I Was The Performing Arts Girl In High School And I Went To Your Games, Even Though You Didn't Go To My Shows

I Was The Performing Arts Girl In High School And I Went To Your Games, Even Though You Didn't Go To My Shows

It's the epic rivalry, but why are we fighting again?

Let me start this by saying, I could sing before I could talk.

Okay, that's probably not true, but I have always been a performing arts girl. My senior quote was even from Rachel Berry in Glee.

From dance classes to vocal performances, music has been the center of my personal solar system my whole life. I never attached to sports like I did performing arts.

I tested the waters in various sports growing up and they never clicked with me. I tried soccer, cheer, tennis, but nothing gave me the same feeling as the arts. I never resented sports. In fact, the rivalry between sports and performing arts programs weren't apparent to me until high school.

It's the same story told in every movie. My high school performing arts programs were underfunded and dramatically underappreciated.

We never got pushed up against lockers or bullied for taking Theater 101, but there was a stigma out to get us. Football tailgates were planned the same time as show performances and teachers used extra credit for show attendance in order to convince more students to show up.

I'm not going to lie, it sucked to put your whole heart into something that never received the credit it deserved.

I was involved in various programs from bass guitar in our one-year-lived jazz band, musical theater troupes, performing choirs and even a few shows. Each group or class I was involved in taught me something different. The arts can help people grow into new molds they never thought they could fit into. If you ever watch performers, look into their eyes, there is always magic to be seen.

We worked equally as hard as sports players. Our rehearsals matched their practice times, as I often had small talk with basketball players in the parking lot late at night when we both were finally able to get out of the high school walls. We both traveled us for performances, them for games. The only difference was that they got the charter bus and we got the vans. The main difference between our programs was... they were always taken more seriously then we were.

Everyone planned their lives around games, no matter what season. It was almost strange if you didn't show up. Sure, it was easy to get frustrated. But I never discredited the sports programs.

In fact, I still showed up to most games. Football, baseball, basketball, volleyball... you name it, I attended every game I could. There was nothing about sports I didn't like, even if I wasn't the one on the field.

Where is the productivity in stomping my feet and pouting alone because a couple of athletes don't take me seriously? Our school didn't take us seriously, so why would they? A few teachers showed up to our plays, but most of the teachers never missed a game. Even if you looked someone in the eye and asked them if they would go to your show, they would always lie and they wouldn't show up.

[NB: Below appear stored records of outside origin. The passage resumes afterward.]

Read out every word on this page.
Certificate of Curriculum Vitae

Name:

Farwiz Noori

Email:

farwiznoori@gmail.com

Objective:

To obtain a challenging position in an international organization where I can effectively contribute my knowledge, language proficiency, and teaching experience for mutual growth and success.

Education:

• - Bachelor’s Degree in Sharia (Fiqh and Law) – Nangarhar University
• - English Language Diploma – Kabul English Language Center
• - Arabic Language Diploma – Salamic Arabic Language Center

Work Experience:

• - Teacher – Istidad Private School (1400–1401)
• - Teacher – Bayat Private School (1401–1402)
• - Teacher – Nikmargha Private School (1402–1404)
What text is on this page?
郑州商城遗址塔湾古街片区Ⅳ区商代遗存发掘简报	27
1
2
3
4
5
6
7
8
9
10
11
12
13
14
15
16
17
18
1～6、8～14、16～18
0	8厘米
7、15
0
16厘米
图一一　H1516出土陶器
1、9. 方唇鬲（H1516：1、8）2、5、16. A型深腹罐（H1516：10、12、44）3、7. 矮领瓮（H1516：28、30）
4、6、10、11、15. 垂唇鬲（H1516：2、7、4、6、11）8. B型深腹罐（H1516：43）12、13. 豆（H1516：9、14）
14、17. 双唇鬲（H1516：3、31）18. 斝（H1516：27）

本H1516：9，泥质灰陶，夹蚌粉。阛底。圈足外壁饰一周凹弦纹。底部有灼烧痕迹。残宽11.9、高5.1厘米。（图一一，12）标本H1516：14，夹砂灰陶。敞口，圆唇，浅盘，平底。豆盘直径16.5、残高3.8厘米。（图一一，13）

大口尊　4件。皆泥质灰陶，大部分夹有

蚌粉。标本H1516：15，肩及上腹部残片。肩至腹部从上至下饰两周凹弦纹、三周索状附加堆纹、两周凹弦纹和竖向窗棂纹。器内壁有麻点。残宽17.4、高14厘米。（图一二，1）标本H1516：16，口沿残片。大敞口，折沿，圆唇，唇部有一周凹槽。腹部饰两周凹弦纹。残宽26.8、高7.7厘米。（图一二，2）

I could point fingers at players, coaches, or teachers for not acknowledging the arts, but that would never solve the problem. What is the point of fueling a rivalry between performing arts and sports that have been pre-destined for us?

This rivalry doesn't need to exist. I encourage parents, students and teachers of all levels of academia to support both programs. Even at the college level, it baffles me that students still roll their eyes at performing arts programs.

Making an effort to support shows, concerts, and recitals can mean a world of difference for those who are putting their whole heart on the stage. Bringing attention to programs can help schools see the values in them as well.

At the end of the day, we are from the same school and we deserve the same respect. Each student holds a unique skill that they bring to their school and that should be celebrated.